Raoul exerted his utmost to deserve this warm reception.
If his early education had been neglected, and he lacked those delicate refinements of manner and conversation which home influence imparts, his superior tact concealed these defects.
He possessed the happy faculty of reading characters, and adapting his conversation to the minds of his listeners.
Before a week had gone by, he was a favorite with M. Fauvel, intimate with Abel and Lucien, and inseparable from Prosper Bertomy, the cashier, who spent all his evenings with the banker’s family.
Charmed at the favorable impression made by Raoul, Mme. Fauvel recovered comparative ease of mind, and at times almost congratulated herself upon having obeyed the marquis, as she saw all around her contented and happy. Once more she began to hope that peace had not deserted her, that God had forgiven her.
Alas! she rejoiced too soon.
Raoul’s intimacy with his cousins threw him among a set of rich young men, whose extravagance he not only imitated, but surpassed. He daily grew more dissipated and reckless. Gambling, racing, expensive suppers, made money slip through his fingers like grains of sand.
This proud young man, whose sensitive delicacy not long since made him refuse to accept aught save affection from his mother, now never approached her without demanding large sums of money.
At first she gave with pleasure, not stopping to count the rolls of notes she would eagerly run to bring him. But as he each time increased his demands, until they finally reached a sum far larger than she could bestow, her eyes were opened to the ruinous effects of her lavish generosity.

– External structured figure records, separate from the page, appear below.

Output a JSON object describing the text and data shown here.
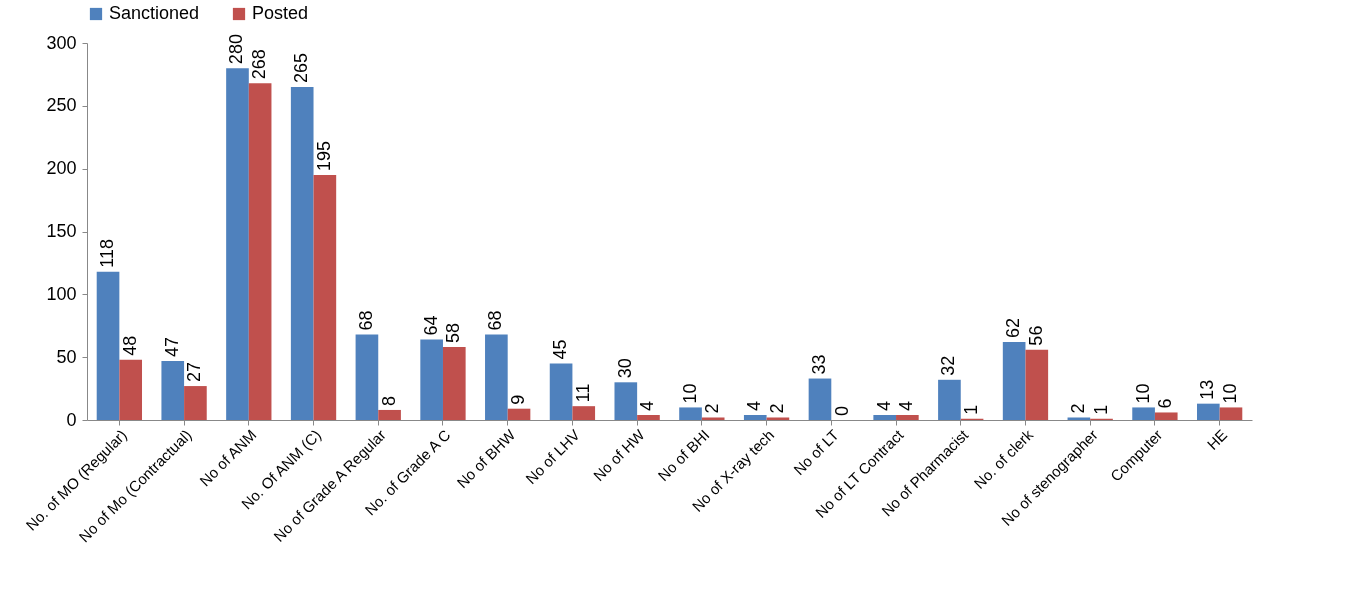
{
  "chart_data": {
    "type": "bar",
    "categories": [
      "No. of  MO (Regular)",
      "No of Mo (Contractual)",
      "No of ANM",
      "No. Of ANM (C)",
      "No of Grade A Regular",
      "No. of Grade A C",
      "No of BHW",
      "No of LHV",
      "No of HW",
      "No of BHI",
      "No of X-ray tech",
      "No of LT",
      "No of LT Contract",
      "No of Pharmacist",
      "No. of  clerk",
      "No of stenographer",
      "Computer",
      "HE"
    ],
    "series": [
      {
        "name": "Sanctioned",
        "color": "#4f81bd",
        "values": [
          118,
          47,
          280,
          265,
          68,
          64,
          68,
          45,
          30,
          10,
          4,
          33,
          4,
          32,
          62,
          2,
          10,
          13
        ]
      },
      {
        "name": "Posted",
        "color": "#c0504d",
        "values": [
          48,
          27,
          268,
          195,
          8,
          58,
          9,
          11,
          4,
          2,
          2,
          0,
          4,
          1,
          56,
          1,
          6,
          10
        ]
      }
    ],
    "ylim": [
      0,
      300
    ],
    "yticks": [
      0,
      50,
      100,
      150,
      200,
      250,
      300
    ],
    "data_labels": true,
    "legend": "top",
    "grid": false
  }
}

This rich woman, whose magnificent diamonds, elegant toilets, and superb equipages were the admiration and envy of Paris, now suffered the keenest torture. She had no more money to give her son; and what so pains the female heart as being unable to gratify the wishes of a beloved being?
Her husband never thought of giving her a fixed sum for the year’s expenses, or of asking how she disposed of her money. The day after the wedding he gave her a key to his secretary, and told her, that what was his was hers, to use as she thought best. And, ever since, she had been in the habit of freely taking all the money necessary for keeping up the hospitable, elegant house over which she so gracefully presided; for her own dress, and many charitable purposes that the world never knew of.